But, it’s important to note this hopeful news primarily applies to those who had a mild Covid infection in the first place.
The team compared the results of almost 300,000 people who had a mild form of the virus, but were not hospitalised, to the same number of people who were not infected with Covid during this time.
On top of that, they looked at how symptoms lingered long after infection within both those who have been vaccinated and unvaccinated.
Their data at how long Covid symptoms – such as fatigue, losing the sense of taste and smell, breathing problems, concentration, and “brain fog” – continued more than four weeks after first contracting the illness.
Ongoing breathing problems were also more common among people who did not get a vaccination, while those aged between 41 and 60 had the largest number of long-term symptoms for at least six months.
The report explains: “Although the long Covid phenomenon has been feared and discussed since the beginning of the pandemic, we observed that most health outcomes arising after a mild disease course remained for several months and returned to normal within a year.

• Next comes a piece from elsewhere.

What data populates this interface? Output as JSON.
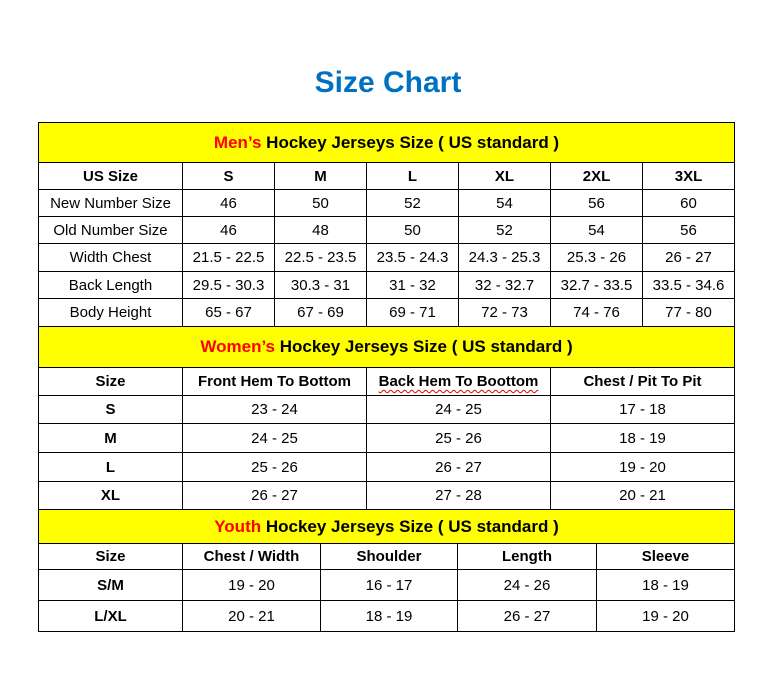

“This nationwide dataset of patients with mild Covid suggests that mild disease does not lead to serious or chronic long-term morbidity and adds a small continuous burden on healthcare providers.
“Importantly, the risk for lingering dyspnoea was reduced in vaccinated patients with breakthrough infection compared with unvaccinated people, while risks of all other outcomes were comparable.”
The news will come as a relief to many, as the Office for National Statistics (ONS) reported this month that around 2.1 million people in the UK were experiencing self-reported long Covid.
This works out to 3.3% of the population.
Sadly though, there is still a large portion of people who believe they have long Covid despite first developing the symptoms more than year before.
ONS said out of the respondents to its survey, 57% had it at least one year before – 30% had it at least two years previously.